The malarial parasite alternates between its two hosts — the Anopheles mosquito and humans — to complete its life cycle and spread further. As is known, when an infected mosquito bites a person, the parasite enters the human's bloodstream, multiplies in the liver and then infects red blood cells, causing malaria. If another Anopheles mosquito bites the infected person, it picks up the parasite and then transfers it to another person through its bite.
The ARK1 protein was responsible for forming a spindle — the scaffold that pulls the parasite's DNA apart during division.

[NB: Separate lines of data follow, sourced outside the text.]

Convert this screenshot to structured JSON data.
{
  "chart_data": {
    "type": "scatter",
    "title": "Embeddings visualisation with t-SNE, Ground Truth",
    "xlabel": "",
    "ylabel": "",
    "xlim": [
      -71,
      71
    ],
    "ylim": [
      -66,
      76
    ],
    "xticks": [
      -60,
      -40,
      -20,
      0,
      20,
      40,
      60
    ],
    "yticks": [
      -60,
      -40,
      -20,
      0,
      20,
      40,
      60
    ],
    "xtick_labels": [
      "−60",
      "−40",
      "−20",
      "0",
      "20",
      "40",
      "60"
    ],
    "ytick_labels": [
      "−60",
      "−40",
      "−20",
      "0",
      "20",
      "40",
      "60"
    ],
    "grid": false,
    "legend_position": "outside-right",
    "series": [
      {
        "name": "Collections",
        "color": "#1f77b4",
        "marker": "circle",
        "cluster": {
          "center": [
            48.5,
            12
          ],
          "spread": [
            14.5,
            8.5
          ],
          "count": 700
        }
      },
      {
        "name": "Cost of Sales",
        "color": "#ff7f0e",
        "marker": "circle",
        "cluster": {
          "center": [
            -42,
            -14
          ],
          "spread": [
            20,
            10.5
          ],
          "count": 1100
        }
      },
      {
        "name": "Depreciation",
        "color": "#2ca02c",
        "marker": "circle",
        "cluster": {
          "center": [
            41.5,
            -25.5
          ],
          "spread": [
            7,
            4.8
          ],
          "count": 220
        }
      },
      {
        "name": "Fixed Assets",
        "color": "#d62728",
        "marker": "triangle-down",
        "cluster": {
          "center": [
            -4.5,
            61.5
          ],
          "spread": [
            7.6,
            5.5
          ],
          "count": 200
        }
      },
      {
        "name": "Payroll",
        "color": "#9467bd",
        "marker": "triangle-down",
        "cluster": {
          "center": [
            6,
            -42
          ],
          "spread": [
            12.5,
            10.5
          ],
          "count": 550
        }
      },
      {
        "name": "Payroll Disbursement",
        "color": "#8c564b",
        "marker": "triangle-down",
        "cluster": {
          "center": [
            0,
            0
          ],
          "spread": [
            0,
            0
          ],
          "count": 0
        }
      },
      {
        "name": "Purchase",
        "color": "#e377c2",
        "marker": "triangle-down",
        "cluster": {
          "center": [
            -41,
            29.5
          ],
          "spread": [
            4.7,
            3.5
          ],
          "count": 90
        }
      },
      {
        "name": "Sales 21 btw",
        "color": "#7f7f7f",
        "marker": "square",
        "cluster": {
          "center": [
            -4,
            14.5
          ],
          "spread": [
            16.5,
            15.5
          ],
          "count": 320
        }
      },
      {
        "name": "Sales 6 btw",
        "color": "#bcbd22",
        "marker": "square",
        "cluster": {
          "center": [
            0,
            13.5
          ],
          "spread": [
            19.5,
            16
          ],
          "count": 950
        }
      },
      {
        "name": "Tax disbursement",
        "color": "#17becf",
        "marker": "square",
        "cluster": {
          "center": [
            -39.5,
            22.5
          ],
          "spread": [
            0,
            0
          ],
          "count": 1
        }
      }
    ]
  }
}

Sharma and Tewari have found that the ARK1 protein was responsible for forming a spindle — the scaffold that pulls the parasite's DNA apart during division. When this gene is disrupted, the parasite is unable to grow and divide, and thereby cannot infect other red blood cells. Further, without ARK1, male parasites were not able to produce the gametes required to infect mosquitoes.
The study found that the ARK1 protein forms a complex with two other proteins — INCENP-A and INCENP-B — to carry out its role in cell division. As INCEP proteins are not found in humans and mosquitoes, the scientists feel that targeting the ARK1-INCEP complex can specifically jam the parasite's growth engine while leaving human cells unharmed. "Such a drug will inhibit both the transmission of the disease as well as the propagation of the clinical manifestation of the disease," Sharma says.
The team now aims to identify the protein targets of ARK1, which they believe will advance the understanding of ARK1's mechanism.
According to the World Health Organization, malaria affected 282 million individuals and led to the death of around 6 lakh people globally in 2024.